OCP Microscaling Formats (MX) Specification Version 1.0 : This resource expands on microscaling formats from the Open Compute Project (OCP). Section 2 explains how MX formats align with OCP’s core principles: they are open and jointly developed by major industry participants and based on prior open standards; efficient, enabling reduced precision and memory usage for lower cost and improved performance; impactful, backed broadly enough to likely become an industry standard; scalable, designed to be adopted on existing hardware; and sustainable, reducing energy use and carbon emissions in AI workloads.

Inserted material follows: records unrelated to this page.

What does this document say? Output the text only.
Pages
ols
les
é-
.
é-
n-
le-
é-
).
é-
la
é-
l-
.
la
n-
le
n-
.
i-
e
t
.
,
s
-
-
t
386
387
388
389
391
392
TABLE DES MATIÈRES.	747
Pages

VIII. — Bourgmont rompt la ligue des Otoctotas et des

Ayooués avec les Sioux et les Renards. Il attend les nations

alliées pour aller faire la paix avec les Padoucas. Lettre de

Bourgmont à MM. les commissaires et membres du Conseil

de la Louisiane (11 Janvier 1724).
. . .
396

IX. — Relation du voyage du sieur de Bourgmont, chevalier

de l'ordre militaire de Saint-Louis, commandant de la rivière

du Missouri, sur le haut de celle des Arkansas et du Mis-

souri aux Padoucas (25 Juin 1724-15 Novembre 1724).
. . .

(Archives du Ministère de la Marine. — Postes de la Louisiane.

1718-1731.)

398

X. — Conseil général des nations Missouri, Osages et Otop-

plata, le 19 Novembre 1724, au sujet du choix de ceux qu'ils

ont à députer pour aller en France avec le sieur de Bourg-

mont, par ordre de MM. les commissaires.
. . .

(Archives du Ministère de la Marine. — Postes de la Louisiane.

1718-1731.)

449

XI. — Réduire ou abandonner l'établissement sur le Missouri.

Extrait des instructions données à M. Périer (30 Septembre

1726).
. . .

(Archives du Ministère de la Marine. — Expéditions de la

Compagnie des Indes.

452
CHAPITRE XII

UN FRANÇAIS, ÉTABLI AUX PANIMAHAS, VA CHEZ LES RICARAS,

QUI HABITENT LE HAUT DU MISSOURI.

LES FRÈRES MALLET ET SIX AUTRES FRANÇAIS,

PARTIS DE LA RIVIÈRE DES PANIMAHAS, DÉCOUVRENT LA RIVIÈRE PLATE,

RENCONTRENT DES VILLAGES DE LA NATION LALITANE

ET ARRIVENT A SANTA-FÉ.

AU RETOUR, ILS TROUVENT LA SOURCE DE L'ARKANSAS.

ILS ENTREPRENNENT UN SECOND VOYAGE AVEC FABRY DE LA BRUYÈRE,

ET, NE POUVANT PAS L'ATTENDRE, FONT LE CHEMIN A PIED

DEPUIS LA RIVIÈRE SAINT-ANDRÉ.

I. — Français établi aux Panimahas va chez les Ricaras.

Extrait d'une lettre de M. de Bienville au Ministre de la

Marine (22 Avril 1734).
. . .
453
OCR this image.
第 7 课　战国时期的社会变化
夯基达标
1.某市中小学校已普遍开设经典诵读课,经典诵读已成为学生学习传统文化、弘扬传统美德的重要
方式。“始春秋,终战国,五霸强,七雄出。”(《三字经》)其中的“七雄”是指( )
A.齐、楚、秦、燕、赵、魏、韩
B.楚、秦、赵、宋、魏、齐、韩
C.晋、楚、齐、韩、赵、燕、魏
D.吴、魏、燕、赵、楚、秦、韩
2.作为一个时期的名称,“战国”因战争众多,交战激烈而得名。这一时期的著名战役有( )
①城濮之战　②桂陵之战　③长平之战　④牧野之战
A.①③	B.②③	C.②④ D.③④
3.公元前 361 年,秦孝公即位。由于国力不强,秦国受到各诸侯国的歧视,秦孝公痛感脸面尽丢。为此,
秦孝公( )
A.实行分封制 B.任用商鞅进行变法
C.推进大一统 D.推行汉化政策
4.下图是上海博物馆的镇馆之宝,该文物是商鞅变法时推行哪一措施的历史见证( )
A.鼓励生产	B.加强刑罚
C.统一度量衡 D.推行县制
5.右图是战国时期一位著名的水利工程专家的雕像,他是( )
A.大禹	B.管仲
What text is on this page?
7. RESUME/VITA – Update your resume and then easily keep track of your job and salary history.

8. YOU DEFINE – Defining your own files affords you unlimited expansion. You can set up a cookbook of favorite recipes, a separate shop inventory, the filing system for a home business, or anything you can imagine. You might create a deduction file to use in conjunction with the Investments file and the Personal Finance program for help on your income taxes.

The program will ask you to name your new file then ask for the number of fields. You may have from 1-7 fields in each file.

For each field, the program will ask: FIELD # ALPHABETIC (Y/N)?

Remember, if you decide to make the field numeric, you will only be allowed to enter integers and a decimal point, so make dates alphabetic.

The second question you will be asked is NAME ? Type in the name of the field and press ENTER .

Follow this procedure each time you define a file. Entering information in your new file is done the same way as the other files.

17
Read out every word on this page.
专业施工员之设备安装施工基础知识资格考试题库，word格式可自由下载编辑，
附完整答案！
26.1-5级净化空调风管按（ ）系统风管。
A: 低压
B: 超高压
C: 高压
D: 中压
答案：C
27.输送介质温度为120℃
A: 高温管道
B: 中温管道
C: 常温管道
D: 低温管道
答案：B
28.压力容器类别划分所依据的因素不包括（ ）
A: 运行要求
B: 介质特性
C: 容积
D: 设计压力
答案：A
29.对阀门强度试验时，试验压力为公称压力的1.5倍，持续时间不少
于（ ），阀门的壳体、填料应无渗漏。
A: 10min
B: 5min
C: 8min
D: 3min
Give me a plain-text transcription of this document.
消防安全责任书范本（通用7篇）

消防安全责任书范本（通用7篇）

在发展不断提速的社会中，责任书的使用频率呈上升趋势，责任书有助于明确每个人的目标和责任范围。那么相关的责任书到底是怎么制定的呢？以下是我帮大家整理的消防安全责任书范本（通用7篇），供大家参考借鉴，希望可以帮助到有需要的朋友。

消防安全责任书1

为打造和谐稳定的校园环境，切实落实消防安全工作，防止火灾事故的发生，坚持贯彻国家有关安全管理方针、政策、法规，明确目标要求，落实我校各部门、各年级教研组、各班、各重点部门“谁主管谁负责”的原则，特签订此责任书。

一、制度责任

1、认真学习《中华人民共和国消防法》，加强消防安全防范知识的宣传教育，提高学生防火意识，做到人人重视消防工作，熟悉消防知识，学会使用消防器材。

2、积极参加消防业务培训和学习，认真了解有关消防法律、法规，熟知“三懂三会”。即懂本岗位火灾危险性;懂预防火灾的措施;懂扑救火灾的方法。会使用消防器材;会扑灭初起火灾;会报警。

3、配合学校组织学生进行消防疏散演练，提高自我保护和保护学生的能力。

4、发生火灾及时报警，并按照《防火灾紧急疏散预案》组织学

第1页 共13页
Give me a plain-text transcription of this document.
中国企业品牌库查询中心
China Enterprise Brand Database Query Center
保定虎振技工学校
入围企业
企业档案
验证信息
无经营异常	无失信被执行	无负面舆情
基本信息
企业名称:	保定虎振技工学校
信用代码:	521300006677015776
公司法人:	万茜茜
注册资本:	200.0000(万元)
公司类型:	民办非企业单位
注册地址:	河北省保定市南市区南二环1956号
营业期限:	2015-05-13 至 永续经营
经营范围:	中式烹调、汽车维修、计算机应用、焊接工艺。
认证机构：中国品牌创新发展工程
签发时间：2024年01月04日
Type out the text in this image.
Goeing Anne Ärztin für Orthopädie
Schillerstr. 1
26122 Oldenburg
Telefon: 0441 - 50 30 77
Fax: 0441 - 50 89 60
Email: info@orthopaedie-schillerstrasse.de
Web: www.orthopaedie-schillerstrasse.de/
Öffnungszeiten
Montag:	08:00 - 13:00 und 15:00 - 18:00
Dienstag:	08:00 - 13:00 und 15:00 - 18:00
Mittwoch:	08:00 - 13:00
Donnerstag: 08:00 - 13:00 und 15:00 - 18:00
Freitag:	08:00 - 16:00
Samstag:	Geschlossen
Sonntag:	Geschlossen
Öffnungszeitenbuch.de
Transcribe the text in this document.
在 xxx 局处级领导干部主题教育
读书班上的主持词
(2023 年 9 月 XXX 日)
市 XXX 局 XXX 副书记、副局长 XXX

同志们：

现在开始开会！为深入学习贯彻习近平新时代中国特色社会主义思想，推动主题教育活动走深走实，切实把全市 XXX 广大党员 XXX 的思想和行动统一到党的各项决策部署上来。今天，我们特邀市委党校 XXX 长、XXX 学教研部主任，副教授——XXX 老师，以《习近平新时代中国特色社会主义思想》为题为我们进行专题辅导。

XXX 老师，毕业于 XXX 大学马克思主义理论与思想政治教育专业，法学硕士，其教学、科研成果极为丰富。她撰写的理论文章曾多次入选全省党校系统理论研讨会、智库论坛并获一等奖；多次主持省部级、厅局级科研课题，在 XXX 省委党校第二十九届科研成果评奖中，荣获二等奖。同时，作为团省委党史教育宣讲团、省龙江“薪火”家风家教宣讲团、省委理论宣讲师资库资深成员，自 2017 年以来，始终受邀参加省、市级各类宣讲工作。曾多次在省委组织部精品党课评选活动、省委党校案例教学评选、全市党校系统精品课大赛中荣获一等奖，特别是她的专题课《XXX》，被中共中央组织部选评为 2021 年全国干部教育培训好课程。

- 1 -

GitHub – microsoft/microxcaling: PyTorch emulation library for Microscaling (MX)-compatible data formats : This GitHub project emulates MX-compatible formats and bfloat quantization in PyTorch. While computations run using float32/bfloat16/fp16, the library respects the representable ranges of MX or bfloat formats. It supports matrix multiplication (torch.matmul, torch.linear, torch.bmm) for MX tensors, as well as element-wise operations such as GELU, softmax, and layernorm, where basic ops (including add, sub, sqrt, exp) are executed with bfloat precision.

Microscaling Data Formats for Deep Learning: This is the paper that originally introduced microscaling data formats.

1.5x Faster MoE Training on Blackwell with MXFP8 Kernels Built from Scratch | Cursor – The AI Code Editor: This article explains how Cursor achieved a 1.5x speedup in end-to-end training of large language models on Blackwell GPUs. By rebuilding Mixture-of-Experts layers using custom MXFP8 kernels, they reduced training time and costs, accelerating progress and SOTA deployment.

Note that gpt-oss uses MXFP4 rather than MXFP8 for the linear projection weights in the MoE layer.

Implementations

Fine-tuning with gpt-oss and Hugging Face Transformers: “On a H100 GPU, this takes about 18 minutes to train, but may take longer depending on your hardware.”

Ollama (gpt-oss 20b, ~14GB of VRAM): “Ollama is supporting the MXFP4 format natively without additional quantizations or conversions. New kernels are developed for Ollama’s new engine to support the MXFP4 format. Ollama collaborated with OpenAI to benchmark against their reference implementations to ensure Ollama’s implementations have the same quality.”

Unsloth (gpt-oss 20b, ~14GB of VRAM): “We utilized OpenAI’s Triton Kernels library directly to allow MXFP4 inference. For finetuning / training however, the MXFP4 kernels do not yet support training, since the backwards pass is not yet implemented. We’re actively working on implementing it in Triton!”

More implementations are linked from the gpt-oss repository.

There are plenty of excellent resources out there, so feel free to leave a comment about anything that should be included.

Final Thoughts

While researching this article, we were impressed by just how much content appeared around gpt-oss—news coverage, YouTube videos, blog posts, community-built base models, and more. It’s obvious that the community is highly energized by OpenAI releasing open-source models, and we’re looking forward to seeing how these models are adopted, how they compare to similar alternatives, and what developers build with them.